Hard drives may be acquired at less than 80 USD per terabyte. Simple RAID systems are relatively expensive and are not suitable for the storage of petabytes owing to the statistical likelihood of multiple drive failures (https://www.storagenewsletter.com/news/marketreport/why-raid-dead-for-big-storage-cleversafe).
Storage pods consisting of 4 TB hard drives with 180 TB in total can be obtained for as little as 2000 USD (https://blog.backblaze.com/180tb-of-good-vibrations-storage-pod-3.0/).
On the CCP4 Bulletin Board (ccp4bb) discussion thread on this in 2012 estimates were given that synchrotron installations wordwide produce 1600 TB of data each year (Holton, 2012). Storing these would cost somewhere between 18 000 and 160 000 USD per year for storage pods and USB drives, respectively, without active maintenance. Westbrook (2012) estimated that storage on a cheap RAID system would cost 960 000 USD for 1600 TB, which is more expensive than USB drives. Storing only the raw data associated with publications and PDB depositions was estimated to require only some 32 TB per year, and would cost roughly 350 USD on storage pods, 3200 USD on USB drives or 19 200 USD on a cheap RAID system. The non-RAID systems may require backup provisions and thereby at least double their costs.
One option would be to use commercial data storage `in the cloud'. Google offers this for 800 USD per 16 TB per month. The 1600 TB of data would then cost over 960 000 USD per year. To store the publication-associated data would cost ∼18 000 USD per year. In view of these estimates, a centralized archive, be it on RAID or cloud systems, may not be a realistic option, whereas local or federated repositories could choose the cheaper storage devices that can be kept alive with limited effort when locally maintained.
As mentioned in §3, data can be compressed by a ratio that depends on the byte-storage algorithm being used for writing the image files (see §3.2) and is absolutely necessary if we were to archive raw diffraction data. We also would have to consider the possibility of lossy data compression.
Holton (see https://bl831.als.lbl.gov/~jamesh/lossy_compression) applied a lossy-compression algorithm to ADSC images from a lysozyme crystal by splitting these into images that contain reflections and those that contain the background. The background images are then compressed in such a way that the noise level stays roughly the same and finally the two types of images are recombined. He achieved a compression ratio of 34 without changing the visual perception of the images and without changing the derived structure factors significantly [〈ΔF/σ(F)〉 = 0.6].
Ferrer et al. (1998) examined lossy data compression of CCD images with discrete cosine or wavelet transforms and also found little effect on integrated intensities except for weak reflections, which is clearly related to altered statistical noise in the background. The obvious advantages for network transfer and disk space could be outweighed by the (unforeseen) future need of raw images. One aspect could be the diffuse scattering of less ordered crystals (such as a normal protein crystal!) that occurs in areas that we normally designate background and which is weak and varies slowly. Currently, no one has established whether such compression algorithms will significantly affect diffuse intensities in reciprocal space.

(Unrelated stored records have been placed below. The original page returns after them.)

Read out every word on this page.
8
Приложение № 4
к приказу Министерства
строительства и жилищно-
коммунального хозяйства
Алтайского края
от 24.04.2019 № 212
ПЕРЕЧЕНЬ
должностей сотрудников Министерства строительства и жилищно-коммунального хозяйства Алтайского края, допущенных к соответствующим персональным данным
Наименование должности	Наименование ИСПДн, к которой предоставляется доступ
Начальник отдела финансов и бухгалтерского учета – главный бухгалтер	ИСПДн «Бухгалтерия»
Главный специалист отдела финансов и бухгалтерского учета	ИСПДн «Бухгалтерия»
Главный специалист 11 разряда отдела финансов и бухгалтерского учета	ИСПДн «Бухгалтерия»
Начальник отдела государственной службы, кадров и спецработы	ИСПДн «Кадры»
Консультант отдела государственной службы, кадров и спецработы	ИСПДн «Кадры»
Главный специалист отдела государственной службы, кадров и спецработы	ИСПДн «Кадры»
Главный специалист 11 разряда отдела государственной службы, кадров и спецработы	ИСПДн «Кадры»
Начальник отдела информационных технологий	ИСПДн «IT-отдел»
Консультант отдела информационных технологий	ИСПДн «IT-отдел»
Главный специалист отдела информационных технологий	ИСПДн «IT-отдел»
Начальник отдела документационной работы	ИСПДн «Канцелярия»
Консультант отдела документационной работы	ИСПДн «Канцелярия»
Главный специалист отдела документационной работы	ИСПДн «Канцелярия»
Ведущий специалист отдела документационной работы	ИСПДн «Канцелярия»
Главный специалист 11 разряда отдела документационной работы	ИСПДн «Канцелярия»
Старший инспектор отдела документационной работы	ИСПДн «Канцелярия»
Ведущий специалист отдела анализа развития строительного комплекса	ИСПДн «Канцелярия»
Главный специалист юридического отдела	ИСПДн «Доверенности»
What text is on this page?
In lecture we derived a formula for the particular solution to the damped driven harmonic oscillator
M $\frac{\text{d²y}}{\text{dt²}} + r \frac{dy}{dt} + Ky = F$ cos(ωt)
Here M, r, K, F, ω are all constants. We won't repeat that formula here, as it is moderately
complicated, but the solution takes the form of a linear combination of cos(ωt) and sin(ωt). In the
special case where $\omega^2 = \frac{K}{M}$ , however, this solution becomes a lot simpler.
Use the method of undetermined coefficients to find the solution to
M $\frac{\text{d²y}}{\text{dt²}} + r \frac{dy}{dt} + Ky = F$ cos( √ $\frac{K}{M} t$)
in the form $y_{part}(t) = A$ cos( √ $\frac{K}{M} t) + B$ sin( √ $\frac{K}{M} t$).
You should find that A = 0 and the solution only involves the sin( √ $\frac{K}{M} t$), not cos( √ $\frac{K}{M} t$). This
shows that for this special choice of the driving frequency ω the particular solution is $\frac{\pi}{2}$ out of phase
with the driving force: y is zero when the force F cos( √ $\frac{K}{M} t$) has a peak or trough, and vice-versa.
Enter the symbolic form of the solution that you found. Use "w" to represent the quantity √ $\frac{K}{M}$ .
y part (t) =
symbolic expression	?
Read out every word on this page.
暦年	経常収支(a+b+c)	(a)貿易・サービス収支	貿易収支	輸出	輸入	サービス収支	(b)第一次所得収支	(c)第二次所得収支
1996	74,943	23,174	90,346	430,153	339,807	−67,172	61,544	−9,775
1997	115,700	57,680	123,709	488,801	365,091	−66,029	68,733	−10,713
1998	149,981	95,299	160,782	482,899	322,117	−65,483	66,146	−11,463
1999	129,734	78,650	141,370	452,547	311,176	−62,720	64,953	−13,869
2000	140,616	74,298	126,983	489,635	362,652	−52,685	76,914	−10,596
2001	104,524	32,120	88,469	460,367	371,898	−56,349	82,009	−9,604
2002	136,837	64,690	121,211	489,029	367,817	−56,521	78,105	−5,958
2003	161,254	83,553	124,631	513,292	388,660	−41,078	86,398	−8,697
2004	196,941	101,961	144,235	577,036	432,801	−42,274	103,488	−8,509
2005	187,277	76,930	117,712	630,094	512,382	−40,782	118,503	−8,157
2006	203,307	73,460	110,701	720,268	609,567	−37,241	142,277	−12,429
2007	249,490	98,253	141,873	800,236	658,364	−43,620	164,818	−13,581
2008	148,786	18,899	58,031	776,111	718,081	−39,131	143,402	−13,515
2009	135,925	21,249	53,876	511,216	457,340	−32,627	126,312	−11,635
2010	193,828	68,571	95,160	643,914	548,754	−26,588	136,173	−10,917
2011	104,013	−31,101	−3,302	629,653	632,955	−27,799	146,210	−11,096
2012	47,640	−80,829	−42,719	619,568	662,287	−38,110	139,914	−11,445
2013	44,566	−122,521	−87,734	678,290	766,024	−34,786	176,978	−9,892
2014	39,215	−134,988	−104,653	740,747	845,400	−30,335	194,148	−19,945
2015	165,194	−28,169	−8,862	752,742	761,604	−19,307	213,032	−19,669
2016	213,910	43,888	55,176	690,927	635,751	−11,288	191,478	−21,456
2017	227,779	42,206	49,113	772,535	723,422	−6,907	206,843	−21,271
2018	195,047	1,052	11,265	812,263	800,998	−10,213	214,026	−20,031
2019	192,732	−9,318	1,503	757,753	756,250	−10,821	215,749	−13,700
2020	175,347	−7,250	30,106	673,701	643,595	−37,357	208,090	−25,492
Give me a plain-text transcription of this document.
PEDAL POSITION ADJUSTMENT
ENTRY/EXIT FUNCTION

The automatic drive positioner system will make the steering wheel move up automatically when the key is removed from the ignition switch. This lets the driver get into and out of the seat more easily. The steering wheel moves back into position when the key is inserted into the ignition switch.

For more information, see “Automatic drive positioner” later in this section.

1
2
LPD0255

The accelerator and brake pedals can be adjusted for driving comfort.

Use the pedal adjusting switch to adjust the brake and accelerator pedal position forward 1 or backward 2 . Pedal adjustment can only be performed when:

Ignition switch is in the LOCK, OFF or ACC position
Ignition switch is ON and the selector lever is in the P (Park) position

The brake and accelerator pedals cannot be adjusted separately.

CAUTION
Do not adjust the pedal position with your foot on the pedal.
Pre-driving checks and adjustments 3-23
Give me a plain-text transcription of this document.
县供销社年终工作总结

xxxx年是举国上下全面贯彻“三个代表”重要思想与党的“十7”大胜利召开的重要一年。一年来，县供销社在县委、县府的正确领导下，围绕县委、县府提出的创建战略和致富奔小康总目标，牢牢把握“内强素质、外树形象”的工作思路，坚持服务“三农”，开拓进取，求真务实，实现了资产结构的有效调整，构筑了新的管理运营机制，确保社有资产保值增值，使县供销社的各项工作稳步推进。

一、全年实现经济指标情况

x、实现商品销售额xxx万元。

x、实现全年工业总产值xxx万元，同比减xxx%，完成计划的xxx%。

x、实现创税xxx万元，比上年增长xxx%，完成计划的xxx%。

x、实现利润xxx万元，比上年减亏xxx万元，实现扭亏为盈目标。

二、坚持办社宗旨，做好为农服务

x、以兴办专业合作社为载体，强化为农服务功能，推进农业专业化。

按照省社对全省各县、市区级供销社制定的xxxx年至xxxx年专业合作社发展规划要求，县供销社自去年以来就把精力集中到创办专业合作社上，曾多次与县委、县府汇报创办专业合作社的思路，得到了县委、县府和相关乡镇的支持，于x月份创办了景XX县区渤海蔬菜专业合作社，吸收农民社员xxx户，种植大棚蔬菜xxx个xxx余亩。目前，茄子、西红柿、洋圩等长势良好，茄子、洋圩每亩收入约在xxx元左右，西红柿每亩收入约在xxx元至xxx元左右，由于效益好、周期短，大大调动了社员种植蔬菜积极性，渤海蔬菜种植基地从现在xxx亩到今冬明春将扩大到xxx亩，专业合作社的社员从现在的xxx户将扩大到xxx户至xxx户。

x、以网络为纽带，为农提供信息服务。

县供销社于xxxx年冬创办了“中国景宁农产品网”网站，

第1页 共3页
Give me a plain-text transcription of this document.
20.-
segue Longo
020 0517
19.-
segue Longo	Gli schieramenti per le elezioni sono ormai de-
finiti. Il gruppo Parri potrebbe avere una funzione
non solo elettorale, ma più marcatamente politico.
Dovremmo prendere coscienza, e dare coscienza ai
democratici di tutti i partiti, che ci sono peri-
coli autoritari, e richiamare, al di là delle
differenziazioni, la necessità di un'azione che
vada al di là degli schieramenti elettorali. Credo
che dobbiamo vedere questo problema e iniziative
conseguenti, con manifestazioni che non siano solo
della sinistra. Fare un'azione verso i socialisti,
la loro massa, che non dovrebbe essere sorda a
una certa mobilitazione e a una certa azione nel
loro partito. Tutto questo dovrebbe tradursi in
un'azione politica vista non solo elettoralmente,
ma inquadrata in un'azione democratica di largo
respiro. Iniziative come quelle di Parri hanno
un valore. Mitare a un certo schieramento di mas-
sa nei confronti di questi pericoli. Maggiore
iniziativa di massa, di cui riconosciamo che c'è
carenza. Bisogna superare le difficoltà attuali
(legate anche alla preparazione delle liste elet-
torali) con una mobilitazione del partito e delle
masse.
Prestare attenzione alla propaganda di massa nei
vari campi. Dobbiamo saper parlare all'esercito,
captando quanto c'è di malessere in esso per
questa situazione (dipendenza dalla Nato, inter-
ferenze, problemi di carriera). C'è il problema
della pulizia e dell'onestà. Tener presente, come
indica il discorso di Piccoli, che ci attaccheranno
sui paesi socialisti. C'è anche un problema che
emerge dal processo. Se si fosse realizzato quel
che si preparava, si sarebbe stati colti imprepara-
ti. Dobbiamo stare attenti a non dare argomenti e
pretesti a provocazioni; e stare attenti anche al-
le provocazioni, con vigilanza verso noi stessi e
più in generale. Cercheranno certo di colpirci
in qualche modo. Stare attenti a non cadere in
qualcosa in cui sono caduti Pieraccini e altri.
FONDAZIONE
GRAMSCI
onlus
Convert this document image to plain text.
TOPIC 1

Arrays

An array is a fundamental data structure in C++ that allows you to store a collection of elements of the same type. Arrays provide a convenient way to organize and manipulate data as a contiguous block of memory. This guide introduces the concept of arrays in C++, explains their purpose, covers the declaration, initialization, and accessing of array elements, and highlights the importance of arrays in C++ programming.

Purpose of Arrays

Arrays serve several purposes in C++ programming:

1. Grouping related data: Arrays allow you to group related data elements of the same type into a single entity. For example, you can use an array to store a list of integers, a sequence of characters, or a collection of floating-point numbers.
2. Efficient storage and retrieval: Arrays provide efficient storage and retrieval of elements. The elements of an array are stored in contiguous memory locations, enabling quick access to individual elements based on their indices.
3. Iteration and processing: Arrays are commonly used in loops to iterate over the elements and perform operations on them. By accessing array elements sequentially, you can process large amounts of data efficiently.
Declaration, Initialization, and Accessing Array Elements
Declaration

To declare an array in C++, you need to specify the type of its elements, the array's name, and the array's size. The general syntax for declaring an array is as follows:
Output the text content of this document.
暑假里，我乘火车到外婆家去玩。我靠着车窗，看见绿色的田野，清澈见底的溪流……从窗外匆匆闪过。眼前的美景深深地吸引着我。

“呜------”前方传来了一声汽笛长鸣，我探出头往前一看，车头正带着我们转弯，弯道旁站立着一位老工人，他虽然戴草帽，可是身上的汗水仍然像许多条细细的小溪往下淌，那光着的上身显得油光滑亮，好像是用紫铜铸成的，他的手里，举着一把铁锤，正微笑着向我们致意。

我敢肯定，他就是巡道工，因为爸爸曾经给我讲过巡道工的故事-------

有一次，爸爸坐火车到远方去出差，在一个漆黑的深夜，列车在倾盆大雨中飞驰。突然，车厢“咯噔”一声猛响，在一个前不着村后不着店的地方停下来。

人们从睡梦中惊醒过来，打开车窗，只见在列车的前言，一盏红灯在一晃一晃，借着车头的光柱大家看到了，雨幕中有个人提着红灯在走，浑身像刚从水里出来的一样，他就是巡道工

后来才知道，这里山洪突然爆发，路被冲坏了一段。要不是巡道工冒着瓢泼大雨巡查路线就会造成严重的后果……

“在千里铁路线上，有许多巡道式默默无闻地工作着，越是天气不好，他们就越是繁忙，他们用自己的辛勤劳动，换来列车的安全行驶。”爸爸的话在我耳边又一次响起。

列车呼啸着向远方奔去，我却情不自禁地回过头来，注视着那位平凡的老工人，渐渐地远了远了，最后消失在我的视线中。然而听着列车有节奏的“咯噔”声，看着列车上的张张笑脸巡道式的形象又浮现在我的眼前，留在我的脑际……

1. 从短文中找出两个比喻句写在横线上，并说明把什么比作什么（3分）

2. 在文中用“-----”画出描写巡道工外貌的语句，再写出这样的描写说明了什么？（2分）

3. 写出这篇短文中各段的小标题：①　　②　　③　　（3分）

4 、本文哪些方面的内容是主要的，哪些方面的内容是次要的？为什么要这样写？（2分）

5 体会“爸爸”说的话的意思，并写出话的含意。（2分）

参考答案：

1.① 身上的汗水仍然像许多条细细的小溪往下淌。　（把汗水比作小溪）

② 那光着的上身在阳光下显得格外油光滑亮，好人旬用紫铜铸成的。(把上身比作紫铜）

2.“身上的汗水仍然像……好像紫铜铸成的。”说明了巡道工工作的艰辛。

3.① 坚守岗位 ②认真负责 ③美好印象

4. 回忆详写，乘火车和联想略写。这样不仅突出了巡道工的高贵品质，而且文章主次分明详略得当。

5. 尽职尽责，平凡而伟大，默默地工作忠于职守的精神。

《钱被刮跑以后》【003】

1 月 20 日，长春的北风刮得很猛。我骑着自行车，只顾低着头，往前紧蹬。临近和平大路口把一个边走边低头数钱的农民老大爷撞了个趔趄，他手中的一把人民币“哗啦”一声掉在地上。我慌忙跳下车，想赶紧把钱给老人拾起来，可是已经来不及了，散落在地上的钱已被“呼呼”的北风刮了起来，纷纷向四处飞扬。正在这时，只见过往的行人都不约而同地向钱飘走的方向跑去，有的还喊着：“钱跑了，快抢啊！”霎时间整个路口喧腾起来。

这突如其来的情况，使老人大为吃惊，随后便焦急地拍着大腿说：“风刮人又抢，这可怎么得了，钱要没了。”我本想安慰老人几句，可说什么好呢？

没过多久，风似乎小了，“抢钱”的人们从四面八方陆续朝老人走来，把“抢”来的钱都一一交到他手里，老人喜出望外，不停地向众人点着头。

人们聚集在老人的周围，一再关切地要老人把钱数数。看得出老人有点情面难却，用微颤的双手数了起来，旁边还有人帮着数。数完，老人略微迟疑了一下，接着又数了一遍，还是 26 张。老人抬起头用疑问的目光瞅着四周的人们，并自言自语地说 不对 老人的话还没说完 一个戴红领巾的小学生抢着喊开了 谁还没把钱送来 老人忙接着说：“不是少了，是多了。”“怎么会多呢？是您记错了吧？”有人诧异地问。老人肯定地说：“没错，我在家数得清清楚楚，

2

The metadata of the raw diffraction images stored at our local archive in Utrecht, highlighted in Fig. 1, are contained in the image header. However, not all image formats are equally informative. For example, we found that the Rigaku diffraction images did not provide all of the needed metadata information. A field in the header for the orientation of the spindle axis, for example, is reserved but did not contain a value. Assuming the spindle is perpendicular to the X-ray beam, it is obvious what the sense of rotation is, i.e. clockwise or anticlockwise, by looking at a few consecutive frames. Most data-processing software developers can find a consistent interpretation of the data, but preferably more metadata should be made available. The Rigaku Company has developed a new ASCII header type that contains all of the definitions for the orientations of the goniometer axes and for the detector axes in the laboratory frame, so that a comprehensive set of metadata is then provided.
The Bruker image format contains much more metadata, in particular the model of the goniometer and the goniometer rotation angles defined as Euler angles. However, we had to learn from previous data that the rotation directions for 2θ, ω and χ are opposite to that of φ.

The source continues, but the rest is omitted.